Proxy __getitem__ time: 1.611 s
[[[16540 15270 20144 ... 20689 21494 19655]
  [17816 21097 24378 ... 21449 20582 19715]]

 [[16329 14563 18940 ... 20186 20482 19166]
  [17851 21656 25461 ... 23705 21399 19094]]]
<class 'numpy.ndarray'>
File size after __getitem__ (2 chunks): 3.20 MB

See? New data has been downloaded and initialized, as shown by the array values and the size of the local file. The __getitem__ function has accessed the data in the chunks, and put the slice in the result array, which is now available for processing. The local file size has increased due to the new data that has been downloaded and stored in the cache.
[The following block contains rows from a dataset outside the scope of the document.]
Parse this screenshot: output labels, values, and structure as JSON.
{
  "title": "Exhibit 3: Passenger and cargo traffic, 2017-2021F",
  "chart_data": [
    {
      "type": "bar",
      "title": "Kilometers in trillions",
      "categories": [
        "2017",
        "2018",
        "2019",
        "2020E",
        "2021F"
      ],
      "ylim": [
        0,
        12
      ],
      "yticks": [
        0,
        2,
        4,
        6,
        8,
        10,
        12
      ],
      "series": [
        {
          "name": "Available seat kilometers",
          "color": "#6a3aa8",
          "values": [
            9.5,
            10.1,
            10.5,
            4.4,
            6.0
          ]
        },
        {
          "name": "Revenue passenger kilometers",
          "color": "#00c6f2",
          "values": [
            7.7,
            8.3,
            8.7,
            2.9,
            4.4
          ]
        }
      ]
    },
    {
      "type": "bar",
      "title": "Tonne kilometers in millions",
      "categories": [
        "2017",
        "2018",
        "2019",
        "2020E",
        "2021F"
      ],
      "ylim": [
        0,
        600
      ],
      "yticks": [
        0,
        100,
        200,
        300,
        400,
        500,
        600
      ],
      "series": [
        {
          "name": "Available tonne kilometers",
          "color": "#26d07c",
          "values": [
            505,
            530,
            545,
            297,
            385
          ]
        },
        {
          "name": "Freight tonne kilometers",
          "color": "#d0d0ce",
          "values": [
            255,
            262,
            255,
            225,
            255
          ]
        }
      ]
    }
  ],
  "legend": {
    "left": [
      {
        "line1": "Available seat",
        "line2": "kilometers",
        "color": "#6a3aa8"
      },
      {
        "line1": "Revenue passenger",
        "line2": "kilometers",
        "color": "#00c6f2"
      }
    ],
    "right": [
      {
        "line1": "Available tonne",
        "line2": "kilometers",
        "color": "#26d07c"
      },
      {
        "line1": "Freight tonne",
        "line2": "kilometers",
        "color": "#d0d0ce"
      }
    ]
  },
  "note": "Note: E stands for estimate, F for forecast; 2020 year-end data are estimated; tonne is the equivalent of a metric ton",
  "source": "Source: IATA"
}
Differences between `fetch` and `getitem`#

Descripción de la imagen

Although fetch and __getitem__ have distinct functions, they work together to facilitate efficient access to data. fetch manages the loading of data into the local cache by checking if the necessary chunks are available. If they are not, it downloads them from the remote source for future access.

On the other hand, __getitem__ handles the indexing and retrieval of data through a NumPy array, allowing access to specific subsets. Before accessing the data, __getitem__ calls fetch to ensure that the necessary chunks are in the cache. If the data is not present in the cache, fetch takes care of downloading it from its original location (for example, from disk or an external source). This ensures that when __getitem__ performs the indexing operation, it has immediate access to the data without interruptions.

An important detail is that, while both fetch and getitem ensure the necessary data is available, they may download more information than required because they download entire chunks. However, this can be advantageous when accessing large remote arrays, as it avoids downloading the whole dataset at once.

About the remote dataset#

The remote dataset is available at: https://demo.caterva2.net/roots/example/lung-jpeg2000_10x.b2nd?roots=example. You may want to explore the data values by clicking on the Data tab; this dataset is actually a tomography of a lung, which you can visualize by clicking on the Tomography tab. Finally, by clicking on the Download button, it can be downloaded locally in case you want to experiment more with the data.

As we have seen, every time that we dowloaded a chunk, the size of the local file increased by a fix amount (around 0.64 MB). This is because the chunks (whose size is around 6.4 MB) are compressed with the Codec.GROK codec, which has been configured to reduce the size of the data by a constant factor of 10. This means that the compressed data occupies only one-tenth of the space that it would occupy without compression. This reduction in data size optimizes both storage and transfer, as data is always handled in a compressed state when downloading or storing images, which accelerates the transfer process.

Conclusion#

This tutorial has highlighted how the efficient integration of the Proxy class in Blosc2, combined with the fetch and __getitem__ functions, optimizes access to multidimensional data. This combination of techniques not only enables the handling of large volumes of information more agilely, but also maximizes storage and processing resources, which is crucial in data-intensive environments and in scientific or industrial applications that require high efficiency and performance.